The potentially mineral-rich islands, known as "Diaoyu" in China and "Senkaku" in Japan, are administered by Tokyo - a status quo that Washington backs.

U.S. Defense Secretary Chuck Hagel said any change that raises tensions could threaten regional stability. "Therefore, the United States opposes any unilateral or coercive action that seeks to undermine Japan's administrative control," he said.

And Beijing sees that as Washington siding with Tokyo, said Cato Institute analyst Justin Logan.

"The American position, I think, has been confusing and unhelpful.

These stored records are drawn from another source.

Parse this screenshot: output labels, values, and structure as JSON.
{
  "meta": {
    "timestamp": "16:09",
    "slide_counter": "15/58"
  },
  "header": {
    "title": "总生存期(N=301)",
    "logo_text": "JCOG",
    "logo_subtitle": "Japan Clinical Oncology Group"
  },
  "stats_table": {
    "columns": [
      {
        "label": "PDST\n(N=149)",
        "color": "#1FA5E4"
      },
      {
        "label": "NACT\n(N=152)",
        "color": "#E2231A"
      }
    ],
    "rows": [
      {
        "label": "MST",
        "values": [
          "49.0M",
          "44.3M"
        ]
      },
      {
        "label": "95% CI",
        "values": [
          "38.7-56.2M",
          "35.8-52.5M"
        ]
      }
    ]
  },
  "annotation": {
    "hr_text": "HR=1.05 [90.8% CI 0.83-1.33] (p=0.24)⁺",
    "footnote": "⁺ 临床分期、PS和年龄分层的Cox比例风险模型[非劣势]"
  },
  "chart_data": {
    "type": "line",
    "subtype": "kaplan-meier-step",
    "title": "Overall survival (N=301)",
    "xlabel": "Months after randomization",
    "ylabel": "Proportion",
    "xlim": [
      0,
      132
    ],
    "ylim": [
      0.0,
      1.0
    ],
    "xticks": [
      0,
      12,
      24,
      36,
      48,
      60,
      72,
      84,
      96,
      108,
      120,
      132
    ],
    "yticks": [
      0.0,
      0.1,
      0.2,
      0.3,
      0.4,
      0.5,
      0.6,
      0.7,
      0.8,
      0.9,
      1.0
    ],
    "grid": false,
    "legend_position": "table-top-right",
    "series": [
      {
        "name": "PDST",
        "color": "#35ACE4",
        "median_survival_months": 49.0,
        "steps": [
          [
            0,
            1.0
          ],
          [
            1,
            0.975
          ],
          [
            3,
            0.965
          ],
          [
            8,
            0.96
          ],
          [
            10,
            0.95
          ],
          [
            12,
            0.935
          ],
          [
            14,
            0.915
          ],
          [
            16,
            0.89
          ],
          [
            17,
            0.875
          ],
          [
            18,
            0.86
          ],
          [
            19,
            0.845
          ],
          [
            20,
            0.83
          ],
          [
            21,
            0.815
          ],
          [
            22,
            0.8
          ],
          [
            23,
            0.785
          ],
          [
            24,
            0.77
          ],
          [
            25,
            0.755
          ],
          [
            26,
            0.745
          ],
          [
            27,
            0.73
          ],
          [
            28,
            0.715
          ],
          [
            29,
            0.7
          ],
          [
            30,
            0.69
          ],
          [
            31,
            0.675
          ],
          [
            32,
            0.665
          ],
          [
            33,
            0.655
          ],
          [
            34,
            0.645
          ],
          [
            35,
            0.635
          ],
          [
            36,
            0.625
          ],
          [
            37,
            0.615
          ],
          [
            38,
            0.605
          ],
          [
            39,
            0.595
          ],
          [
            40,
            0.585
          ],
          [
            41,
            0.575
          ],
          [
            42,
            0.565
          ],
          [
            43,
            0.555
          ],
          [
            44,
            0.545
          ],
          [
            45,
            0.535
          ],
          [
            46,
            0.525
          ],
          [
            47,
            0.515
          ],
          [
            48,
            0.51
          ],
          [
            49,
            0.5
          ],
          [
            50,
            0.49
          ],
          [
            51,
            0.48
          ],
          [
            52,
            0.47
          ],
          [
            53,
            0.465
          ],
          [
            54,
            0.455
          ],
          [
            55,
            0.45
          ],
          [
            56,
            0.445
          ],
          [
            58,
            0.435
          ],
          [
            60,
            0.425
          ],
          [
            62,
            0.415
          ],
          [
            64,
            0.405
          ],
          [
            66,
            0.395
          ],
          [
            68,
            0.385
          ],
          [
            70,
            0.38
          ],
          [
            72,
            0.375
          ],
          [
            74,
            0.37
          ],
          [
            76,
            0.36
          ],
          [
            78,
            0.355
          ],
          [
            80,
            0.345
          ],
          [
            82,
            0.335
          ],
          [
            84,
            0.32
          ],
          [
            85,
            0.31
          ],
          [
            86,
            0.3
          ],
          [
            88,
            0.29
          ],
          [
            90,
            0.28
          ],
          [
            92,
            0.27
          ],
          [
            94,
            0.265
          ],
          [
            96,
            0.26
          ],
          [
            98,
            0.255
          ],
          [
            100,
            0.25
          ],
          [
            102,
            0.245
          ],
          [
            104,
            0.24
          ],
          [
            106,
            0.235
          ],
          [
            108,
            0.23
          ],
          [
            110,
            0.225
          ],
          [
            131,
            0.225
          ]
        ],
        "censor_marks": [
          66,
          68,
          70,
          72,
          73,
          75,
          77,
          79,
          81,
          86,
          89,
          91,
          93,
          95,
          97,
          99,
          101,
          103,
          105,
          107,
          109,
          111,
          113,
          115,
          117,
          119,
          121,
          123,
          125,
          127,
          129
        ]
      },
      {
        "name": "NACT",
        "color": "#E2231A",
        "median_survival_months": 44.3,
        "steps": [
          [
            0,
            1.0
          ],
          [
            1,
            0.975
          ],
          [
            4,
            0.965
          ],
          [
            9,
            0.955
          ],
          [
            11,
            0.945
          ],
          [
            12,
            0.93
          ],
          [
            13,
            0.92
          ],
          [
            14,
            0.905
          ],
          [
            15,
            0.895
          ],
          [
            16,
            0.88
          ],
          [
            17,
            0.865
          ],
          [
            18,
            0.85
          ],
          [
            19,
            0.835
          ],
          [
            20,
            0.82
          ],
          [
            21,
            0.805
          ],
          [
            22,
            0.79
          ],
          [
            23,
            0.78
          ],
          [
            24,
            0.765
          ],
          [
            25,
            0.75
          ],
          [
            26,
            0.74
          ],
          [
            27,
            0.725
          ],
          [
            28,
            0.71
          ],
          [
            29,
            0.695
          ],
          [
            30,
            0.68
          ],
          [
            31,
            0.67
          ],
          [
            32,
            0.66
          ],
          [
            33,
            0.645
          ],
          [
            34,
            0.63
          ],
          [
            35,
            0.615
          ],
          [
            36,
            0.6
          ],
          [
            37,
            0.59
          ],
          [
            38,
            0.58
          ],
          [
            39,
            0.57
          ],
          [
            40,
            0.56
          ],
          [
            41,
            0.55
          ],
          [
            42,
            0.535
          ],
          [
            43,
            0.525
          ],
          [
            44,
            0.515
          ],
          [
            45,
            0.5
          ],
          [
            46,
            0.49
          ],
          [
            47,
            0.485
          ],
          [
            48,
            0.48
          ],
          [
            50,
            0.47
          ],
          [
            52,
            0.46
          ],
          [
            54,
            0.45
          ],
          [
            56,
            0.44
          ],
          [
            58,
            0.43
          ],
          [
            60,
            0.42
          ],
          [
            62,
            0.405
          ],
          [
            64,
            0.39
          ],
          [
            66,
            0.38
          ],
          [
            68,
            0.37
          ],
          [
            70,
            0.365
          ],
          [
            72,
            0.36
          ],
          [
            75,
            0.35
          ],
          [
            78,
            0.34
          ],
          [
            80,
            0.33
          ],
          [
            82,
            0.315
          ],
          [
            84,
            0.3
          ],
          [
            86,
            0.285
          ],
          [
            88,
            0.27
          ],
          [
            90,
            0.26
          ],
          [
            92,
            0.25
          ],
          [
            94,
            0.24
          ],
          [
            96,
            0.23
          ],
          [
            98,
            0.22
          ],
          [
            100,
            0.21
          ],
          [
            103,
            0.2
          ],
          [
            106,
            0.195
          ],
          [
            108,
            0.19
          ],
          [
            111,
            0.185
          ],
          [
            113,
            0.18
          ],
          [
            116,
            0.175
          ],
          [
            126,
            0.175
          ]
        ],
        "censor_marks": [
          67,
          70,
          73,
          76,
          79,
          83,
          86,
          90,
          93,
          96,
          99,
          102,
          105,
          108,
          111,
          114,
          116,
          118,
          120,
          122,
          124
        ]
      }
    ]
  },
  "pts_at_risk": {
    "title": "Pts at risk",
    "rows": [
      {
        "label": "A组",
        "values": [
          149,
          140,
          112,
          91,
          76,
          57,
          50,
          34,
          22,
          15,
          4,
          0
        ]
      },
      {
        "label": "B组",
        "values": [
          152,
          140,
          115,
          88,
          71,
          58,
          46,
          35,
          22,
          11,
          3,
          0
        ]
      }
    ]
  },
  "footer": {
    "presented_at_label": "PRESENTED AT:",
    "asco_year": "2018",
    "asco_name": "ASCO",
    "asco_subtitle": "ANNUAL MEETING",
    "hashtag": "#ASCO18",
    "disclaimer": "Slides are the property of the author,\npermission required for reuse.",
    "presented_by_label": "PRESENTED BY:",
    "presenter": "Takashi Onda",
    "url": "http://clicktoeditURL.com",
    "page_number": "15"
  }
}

We say that we don't take a position on whether the islands are Japanese, but we take a position that they are covered by a treaty with Japan," said Logan.

A U.S.-Japan defense treaty covers any attack on Japanese-administered territory. Chinese ambassador Cui said Japan and its allies risk "long-term damage" over the islands.

"Some Japanese politicians take up these actions like lifting a rock, only to drop it on their own feet. We hope that other parties do not lift up rocks for the Japanese, and we hope even more that these rocks don't end up falling on their own feet," said Cui.

Washington wants better relations with Beijing, but the chairman of the U.S. Joint Chiefs of Staff, General Martin Dempsey, said he has told Chinese officials that does not mean weakening ties with Japan.

"Would we trade off our relationship with Japan in order to have a stronger relationship with China? The answer is 'No,'" said Dempsey.

Japan is protesting a Chinese warship locking weapons-fire-control radar on one of its patrols near the islands. U.S.-Chinese relations are a constant source of anxiety in Japan, said American Enterprise Institute analyst Michael Auslin.

"They don't want a China and the United States that are at loggerheads because that's bad for Japan. On the other hand, they don't want a China and the United States that suddenly become 'best friends forever' and that would leave Japan as the odd-man-out of that arrangement," said Auslin.

Chinese officials also are unhappy about June military drills between Japan and the United States that will involve recapturing an isolated island. U.S. officials say the scenario is not aimed at any specific country.